I’ve seen more war than love in my life. More goodbyes than beginnings. The only steady things I’ve ever had are the scars mapping my body and the discipline drilled into me like a second spine.
And then there’s Emma.
She found me in the most Emma way possible—quietly, stubbornly, without giving me the chance to say no. She’d just lost her eyesight after someone tried to kill her, someone who still walks free while she lives with the consequences. And instead of retreating into the walls of her mansion, instead of hiring faceless guards in earpieces and black suits, she tracked me down. Aleksander Nowak. Soldier without a war. A man whose life was built on protecting strangers, now hers.
The job was simple: watch the estate, guard the gates, make sure she kept breathing. But Emma doesn’t do simple. She bends rules without trying. Within a week, she was in my space, curling herself around me as if my body belonged to her as much as her house.
We’re not lovers. We’re not. But she’s mine anyway, and I am hers.
Now she’s perched on my lap, small and light, knees pressing against my ribs, toes digging into the rug, hands buried in my hair. Eyes closed, no glasses, as if the world is easier that way.
And God help me, she looks holy.
Her fingers comb through the mess on my head, tugging strands into place, smoothing the wild cowlick I’ve never bothered to fix. She hums softly, a half-remembered melody I can’t place, leaning close enough that her breath brushes my jaw.
I don’t move. I never do. It’s the only battlefield I’ve ever surrendered.
“You’ve got too much hair,” she murmurs—not a complaint, more a report.
I grunt. Anything else would break the spell.
She twists a lock, tucks it back, smooths her palms over my head like she’s crowning me. I sit there, six-foot-four, trained to break men in half, letting a woman the size of a bird arrange me like a doll.
I don’t think she knows what she does to me. Or maybe she does and doesn’t care.
Her thumb brushes my temple, deliberate, and I feel every nerve light up. My chest tightens: the knowledge that she’ll never see me watching her, the red of my hair, the way my hands tremble when I hold her. She only knows me through touch and sound. And still—she knows me better than anyone ever has.
“You’re frowning,” she says softly, eyes closed.
I swallow. She’s right. She’s always right.
“Just thinking,” I manage, voice rough.
Her lips twitch. “About what?”
About how easy it would be to fall in love. About how I already have. About putting a bullet in the man who tried to take her sight.
“Nothing important,” I lie.
She doesn’t press. Emma’s power is subtle: she collects confessions silently, like pebbles in her pocket, waiting for me to offer them.
Her hands drift lower, tracing my jaw, the curve of my mouth. I go still. I could kill a man for breathing too loud near her, but I’d let her touch me forever.
Her head tilts, blond hair brushing my cheek. “There,” she whispers, as if finishing a masterpiece.
I let out a shaky breath I didn’t know I was holding.
I should move her. Remind her I’m hired to protect, not… this. But she’s already claimed me. She crawls into my bed at night, curls on my chest like I’m furniture built for her alone, and I let her. Always.

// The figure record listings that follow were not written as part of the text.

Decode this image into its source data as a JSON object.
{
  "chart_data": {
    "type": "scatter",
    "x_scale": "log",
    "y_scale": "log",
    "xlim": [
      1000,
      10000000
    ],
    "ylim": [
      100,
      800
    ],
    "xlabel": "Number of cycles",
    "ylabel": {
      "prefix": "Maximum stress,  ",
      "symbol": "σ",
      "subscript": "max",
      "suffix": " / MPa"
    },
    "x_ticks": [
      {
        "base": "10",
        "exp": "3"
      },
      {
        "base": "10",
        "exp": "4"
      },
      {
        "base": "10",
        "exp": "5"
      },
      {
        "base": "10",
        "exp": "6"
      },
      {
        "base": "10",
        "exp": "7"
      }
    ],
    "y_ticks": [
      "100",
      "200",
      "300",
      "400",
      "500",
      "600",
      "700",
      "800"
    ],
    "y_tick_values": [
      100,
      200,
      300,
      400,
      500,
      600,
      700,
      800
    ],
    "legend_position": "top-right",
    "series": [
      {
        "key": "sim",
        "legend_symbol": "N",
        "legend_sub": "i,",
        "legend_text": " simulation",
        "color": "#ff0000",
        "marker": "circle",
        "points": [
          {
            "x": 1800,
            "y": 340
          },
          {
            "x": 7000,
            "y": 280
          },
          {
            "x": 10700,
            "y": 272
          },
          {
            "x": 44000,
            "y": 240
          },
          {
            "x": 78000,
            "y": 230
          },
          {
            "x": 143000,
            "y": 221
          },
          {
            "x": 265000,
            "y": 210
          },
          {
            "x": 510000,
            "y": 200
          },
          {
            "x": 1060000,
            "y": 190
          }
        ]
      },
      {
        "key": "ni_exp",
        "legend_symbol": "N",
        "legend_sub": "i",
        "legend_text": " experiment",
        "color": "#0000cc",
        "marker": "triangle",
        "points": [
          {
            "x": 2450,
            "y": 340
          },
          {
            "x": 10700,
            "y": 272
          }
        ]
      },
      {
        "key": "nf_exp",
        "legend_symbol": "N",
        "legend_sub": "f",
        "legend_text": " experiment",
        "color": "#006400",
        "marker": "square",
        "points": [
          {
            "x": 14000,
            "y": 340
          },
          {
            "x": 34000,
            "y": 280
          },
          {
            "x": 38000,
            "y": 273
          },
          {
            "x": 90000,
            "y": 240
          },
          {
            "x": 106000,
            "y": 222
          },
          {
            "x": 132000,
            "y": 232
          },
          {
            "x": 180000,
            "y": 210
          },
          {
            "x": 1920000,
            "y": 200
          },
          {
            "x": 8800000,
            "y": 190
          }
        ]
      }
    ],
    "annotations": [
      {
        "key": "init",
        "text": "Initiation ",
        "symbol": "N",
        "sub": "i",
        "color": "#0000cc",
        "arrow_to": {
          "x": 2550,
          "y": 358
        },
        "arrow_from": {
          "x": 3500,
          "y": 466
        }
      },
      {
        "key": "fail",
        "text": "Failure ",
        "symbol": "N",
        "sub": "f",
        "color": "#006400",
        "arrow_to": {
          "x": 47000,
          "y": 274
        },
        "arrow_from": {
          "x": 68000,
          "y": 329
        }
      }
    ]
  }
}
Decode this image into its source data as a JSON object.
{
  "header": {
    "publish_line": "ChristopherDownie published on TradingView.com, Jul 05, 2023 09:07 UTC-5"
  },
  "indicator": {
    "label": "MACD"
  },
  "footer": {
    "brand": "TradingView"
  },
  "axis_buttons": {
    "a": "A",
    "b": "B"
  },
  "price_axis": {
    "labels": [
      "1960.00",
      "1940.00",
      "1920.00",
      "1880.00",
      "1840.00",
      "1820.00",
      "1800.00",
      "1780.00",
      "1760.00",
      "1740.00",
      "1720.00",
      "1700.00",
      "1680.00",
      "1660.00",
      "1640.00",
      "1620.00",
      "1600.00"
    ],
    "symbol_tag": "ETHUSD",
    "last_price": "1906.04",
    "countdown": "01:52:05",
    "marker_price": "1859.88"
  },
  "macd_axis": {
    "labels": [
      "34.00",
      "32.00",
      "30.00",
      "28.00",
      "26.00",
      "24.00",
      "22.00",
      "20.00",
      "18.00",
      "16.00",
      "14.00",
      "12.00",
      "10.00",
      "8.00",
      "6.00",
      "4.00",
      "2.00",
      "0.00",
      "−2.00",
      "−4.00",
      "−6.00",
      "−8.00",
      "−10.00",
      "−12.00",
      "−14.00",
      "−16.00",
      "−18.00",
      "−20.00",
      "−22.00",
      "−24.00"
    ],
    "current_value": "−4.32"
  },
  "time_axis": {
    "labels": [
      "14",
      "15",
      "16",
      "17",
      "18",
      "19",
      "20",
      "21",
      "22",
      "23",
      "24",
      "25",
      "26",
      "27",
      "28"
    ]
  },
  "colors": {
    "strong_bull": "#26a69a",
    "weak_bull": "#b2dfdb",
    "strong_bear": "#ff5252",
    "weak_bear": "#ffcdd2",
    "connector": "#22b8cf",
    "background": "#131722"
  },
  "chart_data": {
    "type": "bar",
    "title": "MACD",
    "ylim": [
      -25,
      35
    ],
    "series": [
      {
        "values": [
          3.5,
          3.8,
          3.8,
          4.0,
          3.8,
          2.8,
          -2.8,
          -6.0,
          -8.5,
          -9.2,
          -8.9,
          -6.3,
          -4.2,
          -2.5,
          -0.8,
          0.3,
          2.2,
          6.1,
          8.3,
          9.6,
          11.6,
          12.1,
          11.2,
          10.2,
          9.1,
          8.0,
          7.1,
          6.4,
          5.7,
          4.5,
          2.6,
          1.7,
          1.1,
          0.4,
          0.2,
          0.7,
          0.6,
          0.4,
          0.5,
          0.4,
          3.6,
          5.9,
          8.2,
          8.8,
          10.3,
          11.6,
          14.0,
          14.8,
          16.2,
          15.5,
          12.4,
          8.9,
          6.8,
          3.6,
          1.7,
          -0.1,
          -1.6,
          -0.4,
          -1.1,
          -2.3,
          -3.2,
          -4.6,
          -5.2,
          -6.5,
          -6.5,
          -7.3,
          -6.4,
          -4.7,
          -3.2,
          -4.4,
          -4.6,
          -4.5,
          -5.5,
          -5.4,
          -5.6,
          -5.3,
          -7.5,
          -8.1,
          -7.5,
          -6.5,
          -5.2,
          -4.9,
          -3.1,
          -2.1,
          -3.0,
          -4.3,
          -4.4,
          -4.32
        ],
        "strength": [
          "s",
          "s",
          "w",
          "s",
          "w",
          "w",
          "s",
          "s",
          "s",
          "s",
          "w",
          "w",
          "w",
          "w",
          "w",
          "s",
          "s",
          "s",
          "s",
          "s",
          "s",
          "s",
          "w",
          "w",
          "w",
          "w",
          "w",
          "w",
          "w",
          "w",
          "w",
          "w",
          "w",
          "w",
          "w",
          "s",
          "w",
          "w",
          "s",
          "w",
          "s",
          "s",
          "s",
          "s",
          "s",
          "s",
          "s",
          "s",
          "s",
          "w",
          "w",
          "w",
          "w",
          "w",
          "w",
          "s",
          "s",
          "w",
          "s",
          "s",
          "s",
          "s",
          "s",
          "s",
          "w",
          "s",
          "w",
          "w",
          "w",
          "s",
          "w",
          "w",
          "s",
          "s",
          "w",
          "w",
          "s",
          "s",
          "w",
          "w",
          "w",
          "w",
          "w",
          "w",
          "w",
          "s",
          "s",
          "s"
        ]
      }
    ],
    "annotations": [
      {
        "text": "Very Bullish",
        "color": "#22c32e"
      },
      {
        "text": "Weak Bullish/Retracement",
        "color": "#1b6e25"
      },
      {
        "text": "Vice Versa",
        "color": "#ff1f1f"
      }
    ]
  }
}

Because in a world that tried to erase her, she’s still here, breathing against my skin. And I can’t deny her anything.
I rest my hands lightly on her waist, steady, reverent, aware of the damage I could do. She doesn’t flinch. Forehead to mine, eyes still closed.
Her soft exhale brushes against me, a quiet surrender. And in that moment, it feels like I’ve finally come home from a war I didn’t realize I was still fighting—a war I never wanted, and a peace I never thought I’d hold in my arms.